La ciudad, desde mi balcón, toma una consistencia terrosa, gris; las nubes corren hacia el horizonte y, en Radio Arabella, suena From me to you, de los Beatles. No sé por qué, me acuerdo de una noticia que escuché el otro día en el coche de un amigo, volviendo del aeropuerto de Schwechat. Informaba el atónito locutor de que, durante la noche del sábado al domingo, se registró un terremoto en el distrito 23 de Viena (cruzando el Danubio). Las autoridades, alarmadas y extrañadas por semejante movimiento sísmico, tan poco típico de Austria, tuvieron que esperar a la mañana siguiente para averiguar la causa. El atónito dueño de un vivero se despertó y, al mirar por la ventana, se encontró con un cráter de 14 metros de diámetro (catorce metros, sí) que había provocado una bomba de 500 Kilos (sí, quinientos) que había estallado, por causa del azar, justo aquella noche, debajo de su negocio.

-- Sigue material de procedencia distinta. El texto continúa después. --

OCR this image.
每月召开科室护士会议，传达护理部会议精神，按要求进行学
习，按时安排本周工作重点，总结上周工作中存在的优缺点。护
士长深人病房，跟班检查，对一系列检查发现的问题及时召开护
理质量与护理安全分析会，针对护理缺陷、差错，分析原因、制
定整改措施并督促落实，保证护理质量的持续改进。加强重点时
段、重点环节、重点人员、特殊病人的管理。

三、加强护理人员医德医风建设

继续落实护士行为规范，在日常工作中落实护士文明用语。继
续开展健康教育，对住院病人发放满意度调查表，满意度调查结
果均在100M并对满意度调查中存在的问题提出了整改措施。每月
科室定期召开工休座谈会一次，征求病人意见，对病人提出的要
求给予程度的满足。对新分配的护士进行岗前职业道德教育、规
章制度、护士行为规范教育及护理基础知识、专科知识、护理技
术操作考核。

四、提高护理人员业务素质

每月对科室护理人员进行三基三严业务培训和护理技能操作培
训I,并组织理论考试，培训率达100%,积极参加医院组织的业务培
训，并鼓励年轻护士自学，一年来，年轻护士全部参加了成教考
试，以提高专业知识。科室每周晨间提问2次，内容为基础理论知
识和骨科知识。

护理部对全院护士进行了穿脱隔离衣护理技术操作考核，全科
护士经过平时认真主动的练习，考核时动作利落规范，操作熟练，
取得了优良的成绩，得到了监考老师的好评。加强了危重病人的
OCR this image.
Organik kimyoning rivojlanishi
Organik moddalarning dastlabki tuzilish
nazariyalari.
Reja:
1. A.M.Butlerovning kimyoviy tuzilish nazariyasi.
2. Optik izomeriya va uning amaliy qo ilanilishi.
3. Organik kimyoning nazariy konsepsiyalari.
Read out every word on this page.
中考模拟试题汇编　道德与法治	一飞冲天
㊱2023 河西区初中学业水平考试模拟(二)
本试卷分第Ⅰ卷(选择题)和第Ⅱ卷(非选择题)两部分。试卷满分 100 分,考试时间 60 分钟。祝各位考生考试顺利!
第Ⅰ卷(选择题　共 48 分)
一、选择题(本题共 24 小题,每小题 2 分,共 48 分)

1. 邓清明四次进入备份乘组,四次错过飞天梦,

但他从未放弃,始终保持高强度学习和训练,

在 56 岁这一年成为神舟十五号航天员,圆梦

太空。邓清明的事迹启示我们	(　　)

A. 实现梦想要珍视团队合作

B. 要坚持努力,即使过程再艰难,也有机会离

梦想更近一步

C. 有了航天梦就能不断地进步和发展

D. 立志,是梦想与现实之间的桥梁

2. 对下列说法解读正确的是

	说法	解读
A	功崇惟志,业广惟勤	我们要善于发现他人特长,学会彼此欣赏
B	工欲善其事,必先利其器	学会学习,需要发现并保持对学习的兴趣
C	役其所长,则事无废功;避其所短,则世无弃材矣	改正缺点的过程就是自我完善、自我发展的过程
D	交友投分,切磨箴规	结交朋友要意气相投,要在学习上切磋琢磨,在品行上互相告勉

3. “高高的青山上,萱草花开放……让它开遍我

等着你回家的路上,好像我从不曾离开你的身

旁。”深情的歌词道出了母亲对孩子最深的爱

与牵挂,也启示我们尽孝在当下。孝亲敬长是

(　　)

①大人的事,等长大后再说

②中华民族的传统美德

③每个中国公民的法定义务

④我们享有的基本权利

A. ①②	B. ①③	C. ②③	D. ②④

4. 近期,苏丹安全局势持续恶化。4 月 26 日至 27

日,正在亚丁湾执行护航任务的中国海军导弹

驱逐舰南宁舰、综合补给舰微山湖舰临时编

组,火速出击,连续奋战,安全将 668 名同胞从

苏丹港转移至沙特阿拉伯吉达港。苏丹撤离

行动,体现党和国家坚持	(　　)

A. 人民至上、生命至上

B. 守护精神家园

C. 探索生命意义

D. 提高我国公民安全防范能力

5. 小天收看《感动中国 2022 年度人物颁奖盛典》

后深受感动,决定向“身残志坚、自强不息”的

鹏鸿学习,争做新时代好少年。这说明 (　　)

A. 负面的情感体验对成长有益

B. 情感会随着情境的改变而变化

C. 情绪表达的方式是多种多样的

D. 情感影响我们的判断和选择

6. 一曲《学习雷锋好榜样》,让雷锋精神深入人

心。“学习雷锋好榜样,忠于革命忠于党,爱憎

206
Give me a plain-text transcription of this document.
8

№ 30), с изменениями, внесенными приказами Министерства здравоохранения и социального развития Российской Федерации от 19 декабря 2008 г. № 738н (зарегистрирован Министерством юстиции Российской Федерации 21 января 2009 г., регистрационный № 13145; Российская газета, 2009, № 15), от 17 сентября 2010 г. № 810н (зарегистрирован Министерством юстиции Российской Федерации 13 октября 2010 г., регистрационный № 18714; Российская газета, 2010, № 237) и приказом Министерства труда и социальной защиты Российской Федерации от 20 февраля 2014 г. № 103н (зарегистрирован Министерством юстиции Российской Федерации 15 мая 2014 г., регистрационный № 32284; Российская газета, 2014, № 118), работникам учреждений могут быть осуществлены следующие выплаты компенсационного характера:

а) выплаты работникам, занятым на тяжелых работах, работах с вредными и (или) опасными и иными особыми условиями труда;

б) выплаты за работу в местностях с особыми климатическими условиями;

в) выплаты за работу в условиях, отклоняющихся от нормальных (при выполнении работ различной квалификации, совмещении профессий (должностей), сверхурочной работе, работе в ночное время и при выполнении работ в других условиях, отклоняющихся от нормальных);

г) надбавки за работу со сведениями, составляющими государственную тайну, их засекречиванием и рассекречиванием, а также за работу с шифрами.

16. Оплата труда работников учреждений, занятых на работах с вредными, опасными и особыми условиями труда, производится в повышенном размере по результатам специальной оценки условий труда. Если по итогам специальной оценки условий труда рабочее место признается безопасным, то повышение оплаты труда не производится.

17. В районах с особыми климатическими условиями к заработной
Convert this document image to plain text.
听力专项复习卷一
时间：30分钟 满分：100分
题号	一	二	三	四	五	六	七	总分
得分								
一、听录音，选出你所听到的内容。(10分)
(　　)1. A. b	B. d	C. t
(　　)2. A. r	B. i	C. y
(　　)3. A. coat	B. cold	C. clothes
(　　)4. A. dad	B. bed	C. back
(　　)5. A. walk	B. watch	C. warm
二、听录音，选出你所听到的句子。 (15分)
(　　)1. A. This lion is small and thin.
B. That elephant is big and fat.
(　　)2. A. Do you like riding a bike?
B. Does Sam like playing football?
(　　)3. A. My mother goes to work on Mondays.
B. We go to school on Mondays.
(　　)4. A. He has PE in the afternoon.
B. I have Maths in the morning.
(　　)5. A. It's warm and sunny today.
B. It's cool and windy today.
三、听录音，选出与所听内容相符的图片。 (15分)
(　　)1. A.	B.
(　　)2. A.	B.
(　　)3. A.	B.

Inmediatamente llamó a la policía.
Las afueras de Viena están llenas de artefactos defectuosos de este estilo –también algunas zonas de Madrid, sobre todo las que rodean la Ciudad Universitaria- y, de vez en cuando, dan algún susto.
En el Prater, en las cercanías de la ermita de Maria Grün, en primavera, los cráteres de las bombas de la Segunda Guerra Mundial todavía son reconocibles, y se alfombran, como los restos de un pecio debajo del mar, con plantas de Bärlauch y, llegado el caso, con olorosas violetas.